New working arrangements have led to reports of ‘e-presenteeism’, where employees feel they need to be on call around the clock to prove themselves as remote workers or to try to protect themselves from job cuts or furlough.

“It’s a uniquely demanding situation for employers and their people,” says Alisdair Seenan, HR Director at Edenred. “Today, every leader and manager needs to be thinking about what they can do to support their people and show they are valued and that their efforts are making a difference.”


Yet - according to research from Edenred conducted among HR, pay and reward professionals - as organisations juggle the competing demands of lockdown, it seems many employers aren’t putting in the kind of new support and structures that will help their employees.

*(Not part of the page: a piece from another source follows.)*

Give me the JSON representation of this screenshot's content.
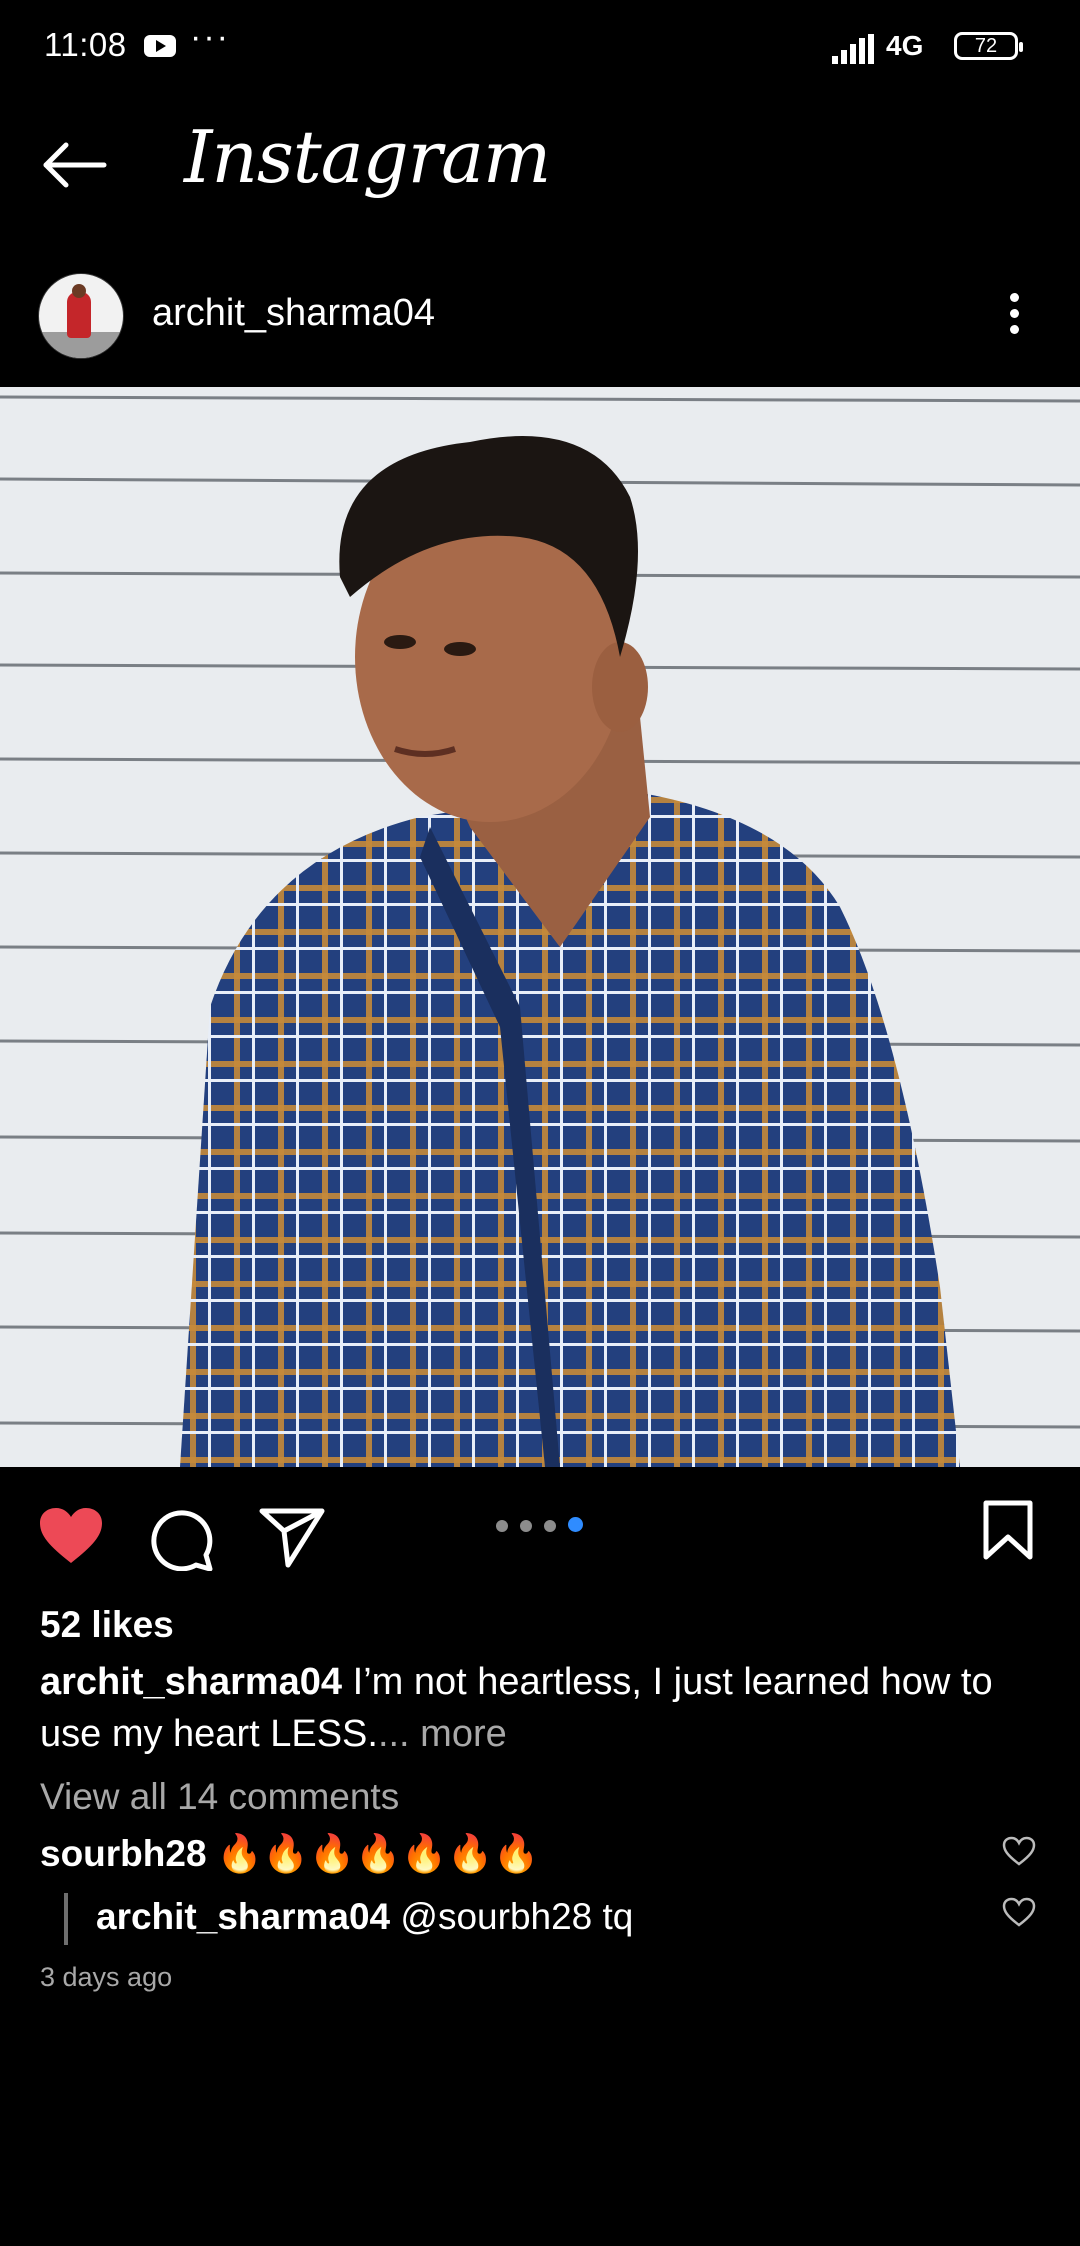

While 55% of employers said supporting employee mental health was a high priority in lockdown, only a tiny minority (7%) plan to invest in new employee benefits to support the challenge.

At the same time, only a minority of organisations appear to be taking anything more than a haphazard approach to employee recognition. Although a quarter of employers plan to train managers to ensure good work is recognised consistently (26%) and to put a new framework for employee recognition in place (7%), the majority (55%) have no formal approach to recognition.

Most organisations are also overlooking non-salary reward. “At a time when the kind of interactions which make up life in the workplace aren’t happening, it’s even more important to have a structure in place which ensures managers and leaders are recognising hard work consistently across the organisation,” says Alisdair Seenan. “These interactions are not only key to employee engagement but underpin employee wellbeing.”


The run-up to the end of the year will be a critical time for employers to address these issues.

“With altered working arrangements looking likely for most until Spring 2021, most organisations will go for nearly a year without the usual run of work socials, away-days, and the other get-togethers which bring people together – not to mention the water cooler moments and chats in the kitchen where colleagues bond and chat to managers,” says Alisdair Seenan.

“All of that has disappeared, so the imperative for employers is to put in place an effective plan to recognise and reward. Showing appreciation to your people is really important.”

That may all sound a bit paternalistic, but prioritising recognition doesn’t just build resilience, it also delivers better commercial performance.

Data analysis by Schroders found an 18% increase in share price for companies that treated workers well during lockdown, relative to their peers in the first six months of the year.